Was the child an angel? Was this child Christ? Some thinkers, over the centuries, have taken the boy’s words in a literal way and have decided that it is an exercise in futility to seek to understand the nature of the inner life of the Trinity. They ask,

“Why even try?”

But we must be mindful that mysteries are not understood all at once. Just as scientists are still discovering more about the depths of the sea year by year, so, as we open our minds to God, He reveals Himself to us gradually. Just as the boy could not fit the sea into that small hole, so our mind cannot contain the immensity of God.
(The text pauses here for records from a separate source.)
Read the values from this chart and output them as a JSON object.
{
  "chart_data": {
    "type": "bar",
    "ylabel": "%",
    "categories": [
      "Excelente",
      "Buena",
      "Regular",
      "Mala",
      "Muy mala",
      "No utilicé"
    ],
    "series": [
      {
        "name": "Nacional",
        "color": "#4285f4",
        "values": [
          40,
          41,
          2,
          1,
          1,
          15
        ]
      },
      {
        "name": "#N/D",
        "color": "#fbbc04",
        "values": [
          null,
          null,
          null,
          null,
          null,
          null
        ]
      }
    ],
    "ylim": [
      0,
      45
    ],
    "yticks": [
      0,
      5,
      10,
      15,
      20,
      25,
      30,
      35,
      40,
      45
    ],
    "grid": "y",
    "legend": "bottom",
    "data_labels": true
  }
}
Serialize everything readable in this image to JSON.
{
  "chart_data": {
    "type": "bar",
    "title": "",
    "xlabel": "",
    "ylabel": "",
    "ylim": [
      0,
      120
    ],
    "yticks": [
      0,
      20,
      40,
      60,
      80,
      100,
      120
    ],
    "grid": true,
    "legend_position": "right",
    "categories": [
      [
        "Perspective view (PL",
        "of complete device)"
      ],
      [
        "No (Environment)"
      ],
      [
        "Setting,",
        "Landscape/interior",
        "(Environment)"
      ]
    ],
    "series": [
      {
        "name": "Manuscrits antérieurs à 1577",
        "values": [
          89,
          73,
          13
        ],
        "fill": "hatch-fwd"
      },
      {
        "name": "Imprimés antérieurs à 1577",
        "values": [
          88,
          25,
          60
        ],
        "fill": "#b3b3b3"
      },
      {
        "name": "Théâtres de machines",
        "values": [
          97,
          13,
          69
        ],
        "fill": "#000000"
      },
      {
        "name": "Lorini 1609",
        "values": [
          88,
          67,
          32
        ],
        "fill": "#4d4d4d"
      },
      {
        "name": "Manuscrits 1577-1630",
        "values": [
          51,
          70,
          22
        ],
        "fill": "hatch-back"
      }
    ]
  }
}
When the child put the seawater put into the hole, it nourished the ground before it sank down deep, making room for more. So too, our mind is nourished by the love and knowledge of God that we seek to pour into our minds and hearts. But there is always room for more.


St. Augustine never completed De Trinitate. But in the beatific vision of God,[4] his understanding of the Blessed Trinity continues to deepen. All eternity is not enough to know of the love and goodness of our Triune God, but this line of St. Augustine gives us a lyrical conception of God:

“The Father is the lover. The Son is the one who is loved. And the Holy Spirit is the love they send forth from the Father and the Son.”


[1] Ps. 144:5 (143:5). [2] St. Vincent Ferrer, O.P., De sancta Trinitate: Sermo 2. [3] 1 John 4:16. [4] “Because of his transcendence, God cannot be seen as he is, unless he himself opens up his mystery to man's immediate contemplation and gives him the capacity for it. The Church calls this contemplation of God in his heavenly glory ‘the beatific vision’: ‘How great will your glory and happiness be, to be allowed to see God, to be honored with sharing the joy of salvation and eternal light with Christ your Lord and God, . . . to delight in the joy of immortality in the Kingdom of heaven with the righteous and God's friends.’” (Catechism of the Catholic Church, 1028).